When my friends Cami and Howard Gordon invited me to an informal dinner with guest speaker Natan Sharansky at their Pacific

Palisades home, my first thought was, “Oh, good, I get to see their new house.”

It just seemed slightly more interesting than Sharansky’s topic: the Caravan for Democracy, a program that educates high school students about Arab-Israeli conflicts.

From memory, I could recall the broad strokes of Sharansky’s story. In the early 1970s, he was denied an exit visa to follow his wife to Israel. He protested and joined the Refusnik movement. He was imprisoned in Siberia and wasn’t released until nine years later, in 1986 (OK, I Googled that date). He was released during the Reagan administration and reunited with his wife in Israel. Thinking about this made me realize that people talked a lot about “Soviet Jewry” back then. Now neither word gets a lot of play.

Sharansky was a wonderful speaker who opened with: “I spent nine years in a labor camp in Siberia and nine years in the Israeli Knesset and I don’t know which was harder.”

It got a big laugh. You have to admire a man who didn’t leave his sense of humor in the gulag.

Next, Sharansky turned his attention to Ariel Sharon, who was still in a coma. Sharansky talked about the importance of having a prime minister who was born in Israel but still saw himself as a “Jew first and an Israeli second.” He praised Sharon for that. And then later called him “a gambler.”

Sharansky’s main topic was the rise in global anti-Semitism — not just in Iran, whose president has declared that Jews should be “wiped off the map,” but also in the United States. He was especially concerned about anti-Semitism on American college campuses and spoke about educating high schoolers to know the truth about Israel and understand its importance.

It was depressing to hear about rising anti-Semitism and as the talk started to wrap up, I had an additional sad thought. I desperately wanted to call my grandmother and tell her that I had heard Sharansky speak. But I can’t. She died in 1987.

Granny followed Sharansky’s story closely and I remember her deep concern over his persecution. She loved science and as a mathematician and a chess player, Sharansky was her kind of guy. So after the questions, I went over to see if I could meet him. He was surrounded by five men discussing politics and, for a moment, it seemed like I would never have a chance. (You know, Jews….) Then the group broke up and Sharansky was suddenly alone. I moved in quickly.

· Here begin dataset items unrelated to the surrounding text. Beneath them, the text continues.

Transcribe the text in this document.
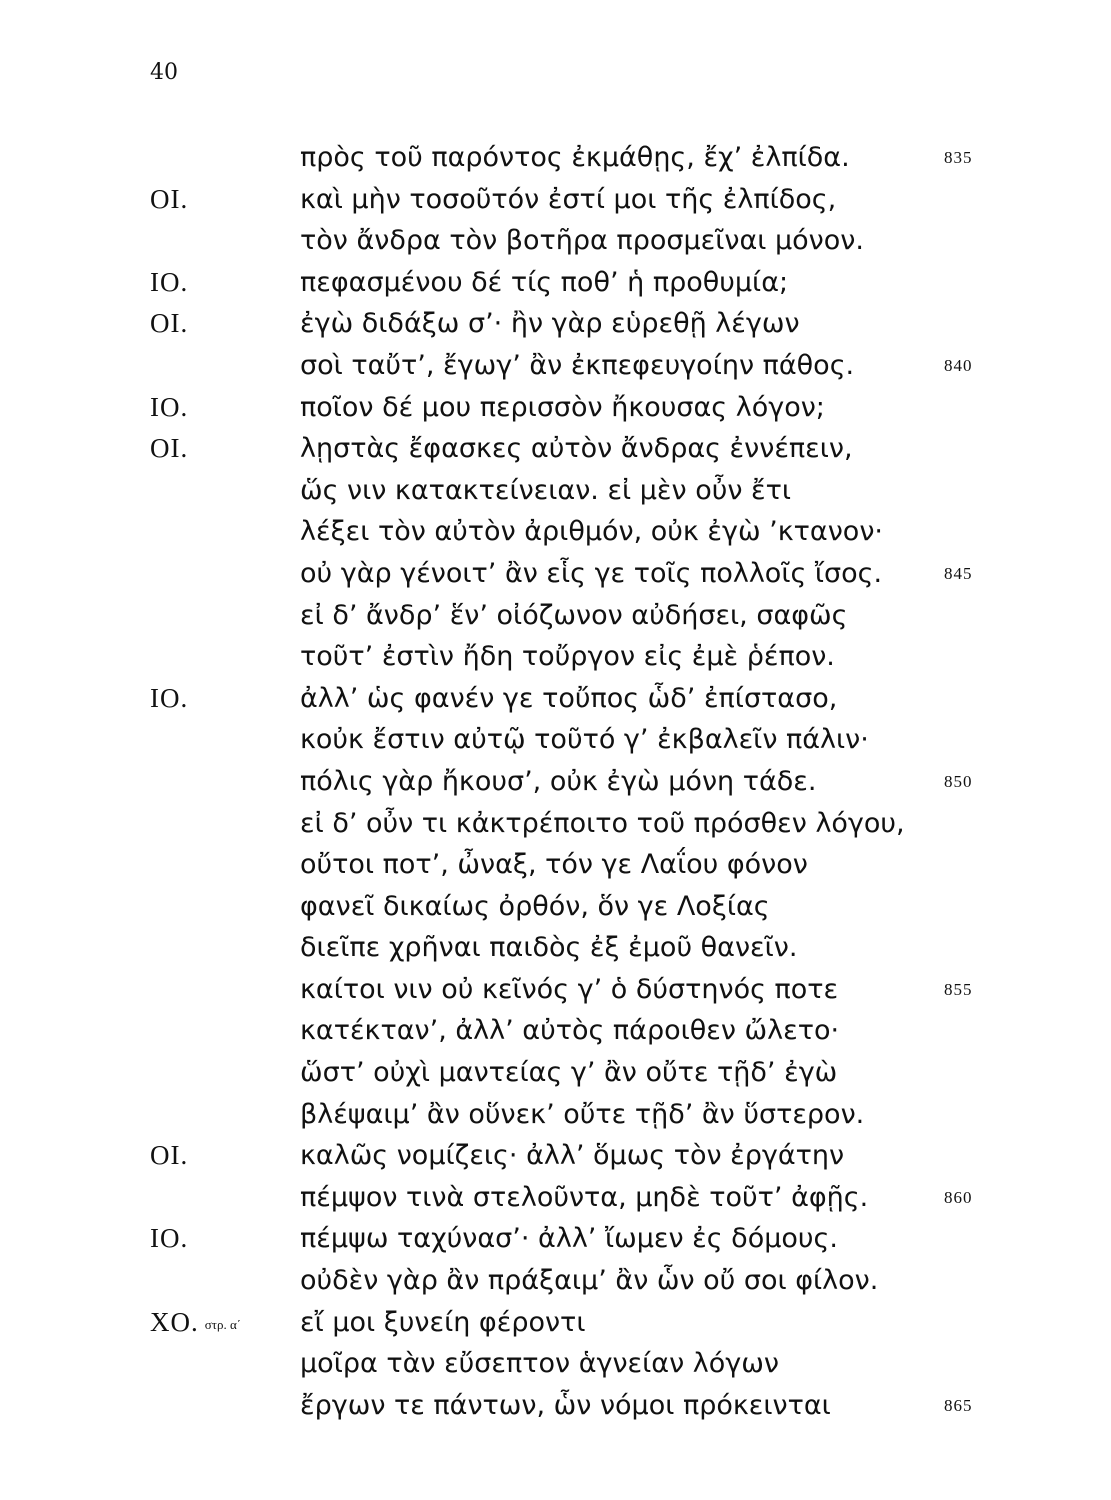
40
πρὸς τοῦ παρόντος ἐκμάθῃς, ἔχ’ ἐλπίδα.	835
ΟΙ.	καὶ μὴν τοσοῦτόν ἐστί μοι τῆς ἐλπίδος,
τὸν ἄνδρα τὸν βοτῆρα προσμεῖναι μόνον.
ΙΟ.	πεφασμένου δέ τίς ποθ’ ἡ προθυμία;
ΟΙ.	ἐγὼ διδάξω σ’· ἢν γὰρ εὑρεθῇ λέγων
σοὶ ταὔτ’, ἔγωγ’ ἂν ἐκπεφευγοίην πάθος.	840
ΙΟ.	ποῖον δέ μου περισσὸν ἤκουσας λόγον;
ΟΙ.	λῃστὰς ἔφασκες αὐτὸν ἄνδρας ἐννέπειν,
ὥς νιν κατακτείνειαν. εἰ μὲν οὖν ἔτι
λέξει τὸν αὐτὸν ἀριθμόν, οὐκ ἐγὼ ’κτανον·
οὐ γὰρ γένοιτ’ ἂν εἷς γε τοῖς πολλοῖς ἴσος.	845
εἰ δ’ ἄνδρ’ ἕν’ οἰόζωνον αὐδήσει, σαφῶς
τοῦτ’ ἐστὶν ἤδη τοὔργον εἰς ἐμὲ ῥέπον.
ΙΟ.	ἀλλ’ ὡς φανέν γε τοὔπος ὧδ’ ἐπίστασο,
κοὐκ ἔστιν αὐτῷ τοῦτό γ’ ἐκβαλεῖν πάλιν·
πόλις γὰρ ἤκουσ’, οὐκ ἐγὼ μόνη τάδε.	850
εἰ δ’ οὖν τι κἀκτρέποιτο τοῦ πρόσθεν λόγου,
οὔτοι ποτ’, ὦναξ, τόν γε Λαΐου φόνον
φανεῖ δικαίως ὀρθόν, ὅν γε Λοξίας
διεῖπε χρῆναι παιδὸς ἐξ ἐμοῦ θανεῖν.
καίτοι νιν οὐ κεῖνός γ’ ὁ δύστηνός ποτε	855
κατέκταν’, ἀλλ’ αὐτὸς πάροιθεν ὤλετο·
ὥστ’ οὐχὶ μαντείας γ’ ἂν οὔτε τῇδ’ ἐγὼ
βλέψαιμ’ ἂν οὕνεκ’ οὔτε τῇδ’ ἂν ὕστερον.
ΟΙ.	καλῶς νομίζεις· ἀλλ’ ὅμως τὸν ἐργάτην
πέμψον τινὰ στελοῦντα, μηδὲ τοῦτ’ ἀφῇς.	860
ΙΟ.	πέμψω ταχύνασ’· ἀλλ’ ἴωμεν ἐς δόμους.
οὐδὲν γὰρ ἂν πράξαιμ’ ἂν ὧν οὔ σοι φίλον.
ΧΟ. στρ. α΄ εἴ μοι ξυνείη φέροντι
μοῖρα τὰν εὔσεπτον ἁγνείαν λόγων
ἔργων τε πάντων, ὧν νόμοι πρόκεινται	865
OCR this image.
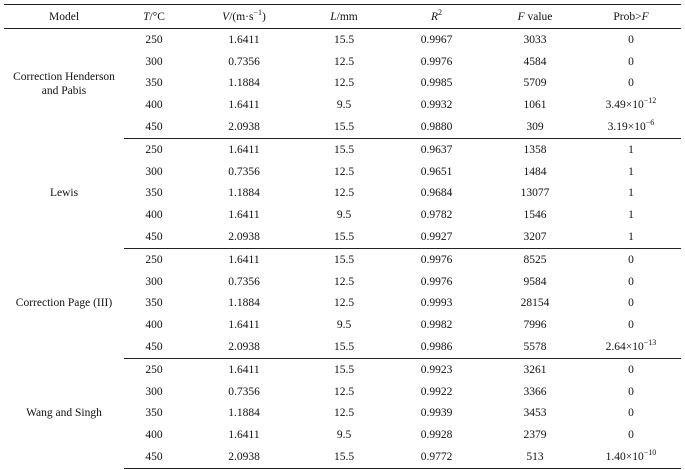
Model	T/°C	$V/(m\cdot s^{-1})$	L/mm	$R^2$	F value	Prob>F
Correction Henderson and Pabis	250	1.6411	15.5	0.9967	3033	0
	300	0.7356	12.5	0.9976	4584	0
	350	1.1884	12.5	0.9985	5709	0
	400	1.6411	9.5	0.9932	1061	$3.49\times 10^{-12}$
	450	2.0938	15.5	0.9880	309	$3.19\times 10^{-6}$
Lewis	250	1.6411	15.5	0.9637	1358	1
	300	0.7356	12.5	0.9651	1484	1
	350	1.1884	12.5	0.9684	13077	1
	400	1.6411	9.5	0.9782	1546	1
	450	2.0938	15.5	0.9927	3207	1
Correction Page (III)	250	1.6411	15.5	0.9976	8525	0
	300	0.7356	12.5	0.9976	9584	0
	350	1.1884	12.5	0.9993	28154	0
	400	1.6411	9.5	0.9982	7996	0
	450	2.0938	15.5	0.9986	5578	$2.64\times 10^{-13}$
Wang and Singh	250	1.6411	15.5	0.9923	3261	0
	300	0.7356	12.5	0.9922	3366	0
	350	1.1884	12.5	0.9939	3453	0
	400	1.6411	9.5	0.9928	2379	0
	450	2.0938	15.5	0.9772	513	$1.40\times 10^{-10}$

I said, “I just wanted to say something sentimental. In the ’70s, my grandmother–her name was Frances Cohn — worried so much about you. And she was so happy when you were released. She kept a photo of you from a magazine for a long time. I remember it. You had a big smile and very red cheeks. She would have been so proud to know that I got the chance to meet you.”

Sharansky nodded nicely, but seemed unsure how to respond since I hadn’t asked a question. He shook my hand and I leaned in and kissed him on both cheeks. He started to turn away, then thought of something and turned back to me with his finger in the air. He said, “I knew there were people who cared about me and that helped get me through.”

I couldn’t really speak after that. For so long, I had known one side of the story. Now I knew the other. More than 30 years ago, there was a beloved grandmother living in Jewish Community Housing for the Elderly in Brighton, Mass., who felt connected to a young Russian mathematician imprisoned in Siberia. She worried and feared for his life. But what I learned this week is that the young Russian mathematician in Siberia felt the connection, too.

Writing this, my chest still feels constricted. It’s a feeling both global and personal. I wish Israel were at peace and anti-Semitism was declining. And I wish I could call Granny and tell her that I met Natan Sharansky.

Nell Scovell is a writer-director living in Los Angeles.